Als aan deze eisen is voldaan, kan een voorziening worden gevormd. Hierbij geldt voor
de bepaling van de hoogte van de voorziening het volgende. Stel dat een werknemer
op balansdatum 10 jaar in dienst is en bij 25 jaar in dienst een jubileumgratificatie
van € 1.000 krijgt. Stel ook dat de kans dat deze werknemer bij de onderneming tot
die tijd werkzaam blijft, 55% is, waardoor aan de zekerheidseis is voldaan. De omvang
van de voorziening is dan € 220, dit is 10/25 van € 550 (€ 1.000 x 55%) en niet € 550.
In deze berekening is gemakshalve geabstraheerd van een eventuele contantewaardeberekening.
Voorbeeld vervanging asbestdaken
Bij uitgaven voor vervanging van asbestdaken moet eerst worden beoordeeld of sprake
zal zijn van verbetering of onderhoud en of sprake zal zijn van aftrekbare kosten.

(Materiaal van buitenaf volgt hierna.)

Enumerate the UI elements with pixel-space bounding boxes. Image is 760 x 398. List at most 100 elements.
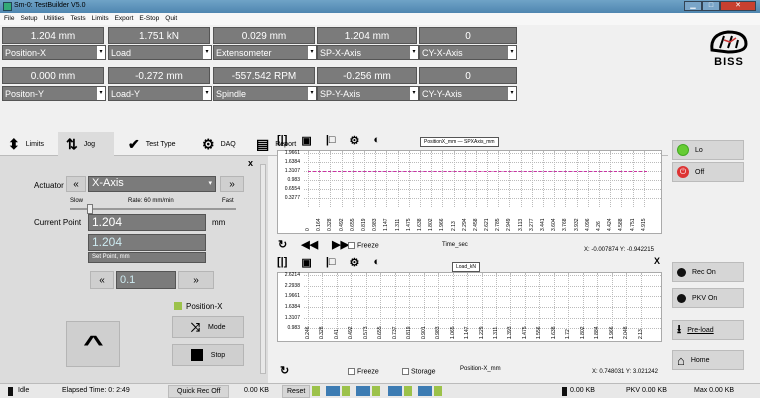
x-tick-label: 1.475 xyxy=(405,218,412,231)
plot2-storage[interactable]: Storage xyxy=(402,368,436,375)
close-button[interactable]: ✕ xyxy=(720,1,756,11)
chevron-down-icon[interactable]: ▾ xyxy=(97,87,105,100)
plot1-freeze[interactable]: Freeze xyxy=(348,242,379,249)
refresh-icon[interactable]: ↻ xyxy=(278,238,287,251)
select-channel-5[interactable]: CY-X-Axis ▾ xyxy=(419,45,517,60)
panel-close-x[interactable]: x xyxy=(248,158,253,168)
grid-line xyxy=(643,151,645,207)
home-button[interactable]: ⌂ Home xyxy=(672,350,744,370)
save-icon[interactable]: ▣ xyxy=(301,134,311,147)
jog-up-button[interactable]: ^ xyxy=(66,321,120,367)
chevron-down-icon[interactable]: ▾ xyxy=(203,87,211,100)
menu-limits[interactable]: Limits xyxy=(92,13,109,25)
cursor-icon[interactable]: |□ xyxy=(326,134,336,147)
step-field[interactable]: 0.1 xyxy=(116,271,176,289)
select-channel-7[interactable]: Load-Y ▾ xyxy=(108,86,212,101)
menu-quit[interactable]: Quit xyxy=(165,13,177,25)
tab-limits[interactable]: ⬍ Limits xyxy=(8,132,44,156)
select-channel-1[interactable]: Position-X ▾ xyxy=(2,45,106,60)
menu-estop[interactable]: E-Stop xyxy=(139,13,159,25)
actuator-next-button[interactable]: » xyxy=(220,176,244,192)
chevron-down-icon[interactable]: ▾ xyxy=(203,46,211,59)
grid-line xyxy=(632,151,634,207)
grid-line xyxy=(453,151,455,207)
pkv-on-button[interactable]: PKV On xyxy=(672,288,744,308)
check-icon: ✔ xyxy=(128,135,140,152)
plot2-xlabel: Position-X_mm xyxy=(460,366,501,372)
select-channel-2[interactable]: Load ▾ xyxy=(108,45,212,60)
grid-line xyxy=(304,180,661,181)
home-label: Home xyxy=(690,356,710,364)
forward-icon[interactable]: ▶▶ xyxy=(332,238,349,251)
step-increase-button[interactable]: » xyxy=(178,271,214,289)
freeze-checkbox[interactable] xyxy=(348,242,355,249)
plot2-area[interactable]: 2.6214 2.2938 1.9661 1.6384 1.3107 0.983 0.246… xyxy=(277,272,662,342)
select-channel-3[interactable]: Extensometer ▾ xyxy=(213,45,317,60)
gear-icon[interactable]: ⚙ xyxy=(350,256,360,269)
preload-button[interactable]: ⭳ Pre-load xyxy=(672,320,744,340)
step-decrease-button[interactable]: « xyxy=(90,271,114,289)
rewind-icon[interactable]: ◀◀ xyxy=(301,238,318,251)
x-tick-label: 0.655 xyxy=(377,326,384,339)
grid-line xyxy=(475,151,477,207)
menu-tests[interactable]: Tests xyxy=(70,13,85,25)
actuator-select[interactable]: X-Axis ▾ xyxy=(88,176,216,192)
quick-rec-button[interactable]: Quick Rec Off xyxy=(168,385,230,398)
actuator-prev-button[interactable]: « xyxy=(66,176,86,192)
select-channel-8[interactable]: Spindle ▾ xyxy=(213,86,317,101)
plot2-freeze[interactable]: Freeze xyxy=(348,368,379,375)
select-value: Load-Y xyxy=(111,89,141,99)
cursor-icon[interactable]: |□ xyxy=(326,256,336,269)
chevron-down-icon[interactable]: ▾ xyxy=(208,179,212,187)
x-tick-label: 0.41 xyxy=(333,329,340,339)
menu-export[interactable]: Export xyxy=(115,13,134,25)
lo-button[interactable]: Lo xyxy=(672,140,744,160)
tab-daq[interactable]: ⚙ DAQ xyxy=(202,132,236,156)
mode-button[interactable]: ⤨ Mode xyxy=(172,316,244,338)
menu-setup[interactable]: Setup xyxy=(20,13,37,25)
current-point-label: Current Point xyxy=(34,218,82,227)
gear-icon[interactable]: ⚙ xyxy=(350,134,360,147)
y-tick-label: 1.3107 xyxy=(284,168,300,174)
rate-slider-thumb[interactable] xyxy=(86,204,93,214)
menu-utilities[interactable]: Utilities xyxy=(43,13,64,25)
chevron-down-icon[interactable]: ▾ xyxy=(410,46,418,59)
fit-icon[interactable]: [|] xyxy=(277,256,287,269)
off-button[interactable]: ⏻ Off xyxy=(672,162,744,182)
reset-button[interactable]: Reset xyxy=(282,385,311,398)
tab-test-type[interactable]: ✔ Test Type xyxy=(128,132,176,156)
set-point-field[interactable]: 1.204 xyxy=(88,234,206,251)
chevron-down-icon[interactable]: ▾ xyxy=(308,46,316,59)
rate-slider-track[interactable] xyxy=(70,208,236,210)
plot2-close-x[interactable]: X xyxy=(654,256,660,266)
fit-icon[interactable]: [|] xyxy=(277,134,287,147)
panel-scrollbar[interactable] xyxy=(260,164,266,374)
set-point-label: Set Point, mm xyxy=(88,252,206,263)
chevron-down-icon[interactable]: ▾ xyxy=(97,46,105,59)
chevron-down-icon[interactable]: ▾ xyxy=(508,46,516,59)
freeze-checkbox[interactable] xyxy=(348,368,355,375)
select-channel-6[interactable]: Positon-Y ▾ xyxy=(2,86,106,101)
storage-checkbox[interactable] xyxy=(402,368,409,375)
refresh-icon[interactable]: ↻ xyxy=(280,364,289,377)
maximize-button[interactable]: □ xyxy=(702,1,720,11)
chevron-down-icon[interactable]: ▾ xyxy=(308,87,316,100)
plot1-area[interactable]: 1.9661 1.6384 1.3107 0.983 0.6554 0.3277 0 0.16… xyxy=(277,150,662,234)
select-channel-9[interactable]: SP-Y-Axis ▾ xyxy=(317,86,419,101)
rec-on-button[interactable]: Rec On xyxy=(672,262,744,282)
x-tick-label: 4.424 xyxy=(607,218,614,231)
x-tick-label: 1.393 xyxy=(507,326,514,339)
x-tick-label: 3.441 xyxy=(540,218,547,231)
save-icon[interactable]: ▣ xyxy=(301,256,311,269)
minimize-button[interactable]: ▁ xyxy=(684,1,702,11)
color-icon[interactable]: ◐ xyxy=(373,134,380,147)
select-channel-10[interactable]: CY-Y-Axis ▾ xyxy=(419,86,517,101)
select-channel-4[interactable]: SP-X-Axis ▾ xyxy=(317,45,419,60)
tab-jog[interactable]: ⇅ Jog xyxy=(58,132,114,156)
color-icon[interactable]: ◐ xyxy=(373,256,380,269)
stop-button[interactable]: Stop xyxy=(172,344,244,366)
chevron-down-icon[interactable]: ▾ xyxy=(410,87,418,100)
x-tick-label: 4.26 xyxy=(596,221,603,231)
menu-file[interactable]: File xyxy=(4,13,14,25)
chevron-down-icon[interactable]: ▾ xyxy=(508,87,516,100)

Dit laatste houdt in dit verband in dat de toekomstige uitgave geen te activeren uitgave
is. Als de uitgave bijvoorbeeld niet leidt tot hogere jaarlijkse nutsprestaties of
levensduurverlenging van het bedrijfsmiddel kan de uitgave in het jaar waarin de uitgave
wordt gedaan ineens ten laste van de winst worden gebracht (zie bijvoorbeeld HR 27 augustus
1997, ECLI:NL:HR:1997:AA3315).
Voor zover bij de vervanging van een asbestdak door een ander dak sprake zal zijn
van aftrekbare kosten van onderhoud, kan worden toegekomen aan de vorming van een
voorziening. De oorsprong van de toekomstige onderhoudsuitgave is gelegen in de aanwezigheid
vóór of op balansdatum van een asbestdak dat aan slijtage onderhevig is. Aan de toerekeningseis
wordt in dit geval voldaan voor zover de bedrijfsuitoefening tot en met balansdatum
leidt tot deze onderhoudskosten. De aanwezigheid van een concreet plan voor de verwijdering
van het asbestdak – bijvoorbeeld bestaande uit zowel een offerte als een financieringsplan
en tijdsplanning – is doorgaans voldoende om aan de zekerheidseis te voldoen. Met
een eventuele subsidie voor de verwijdering van asbest moet rekening worden gehouden
bij de bepaling van de hoogte van de voorziening.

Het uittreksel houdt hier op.